Sekalipun kita mengerti bahwa kata-kata di atas itu tidak memiliki makna yang
persis sama, masing-masing memilki kesamaan raut atau fitur makna. Kesamaannya
adalah bahwa semuanya memerantikan indera manusia yang disebut sebagai “mata”.
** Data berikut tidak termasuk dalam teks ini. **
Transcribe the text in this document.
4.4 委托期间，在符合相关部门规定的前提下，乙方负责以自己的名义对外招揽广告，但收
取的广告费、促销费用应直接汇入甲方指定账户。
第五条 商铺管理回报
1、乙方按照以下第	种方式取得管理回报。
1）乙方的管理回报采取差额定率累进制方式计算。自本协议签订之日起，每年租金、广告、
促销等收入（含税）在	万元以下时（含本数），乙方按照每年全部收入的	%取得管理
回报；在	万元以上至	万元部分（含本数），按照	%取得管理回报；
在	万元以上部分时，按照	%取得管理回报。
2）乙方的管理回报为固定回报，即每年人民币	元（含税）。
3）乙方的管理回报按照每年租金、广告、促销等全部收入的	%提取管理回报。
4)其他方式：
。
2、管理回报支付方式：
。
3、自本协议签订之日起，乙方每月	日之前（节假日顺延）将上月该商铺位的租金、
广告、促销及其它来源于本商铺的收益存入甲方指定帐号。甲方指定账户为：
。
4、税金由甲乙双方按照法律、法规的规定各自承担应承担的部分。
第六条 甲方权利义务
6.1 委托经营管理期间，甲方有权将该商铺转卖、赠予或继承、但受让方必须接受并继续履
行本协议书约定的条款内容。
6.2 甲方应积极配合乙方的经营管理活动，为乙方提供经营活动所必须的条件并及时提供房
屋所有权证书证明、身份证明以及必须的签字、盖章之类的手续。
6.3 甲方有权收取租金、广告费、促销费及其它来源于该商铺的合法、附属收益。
Hanya saja, mata itu diperantikan dengan gradasi kelebaran yang tidak sama
sehingga lahirlah kata-kata yang bersinonim itu. Mari kita ambil contoh, yang
lainnya, yakni: “memukul”, “menampar”, “menempeleng”, “menghantam”. Empat
bentuk kebahasaan itu dari sisi wujudnya jelas sekali tidak sama. Akan tetapi,
semuanya dapat dipersamakan atau disinonimkan, karena sesungguhnya
masing-masing memerantikan hal yang sama, yakni “tangan” manusia. Adapun yang
membedakan adalah “arah gerakan”, dan mungkin juga bentuk atau wujud dari
kepalan tangan yang digunakannya itu. Silakan dicermati pula kata-kata berikut
ini: “mati”, “tewas”, “gugur”, “wafat”, “meninggal”, dan “tutup usia”.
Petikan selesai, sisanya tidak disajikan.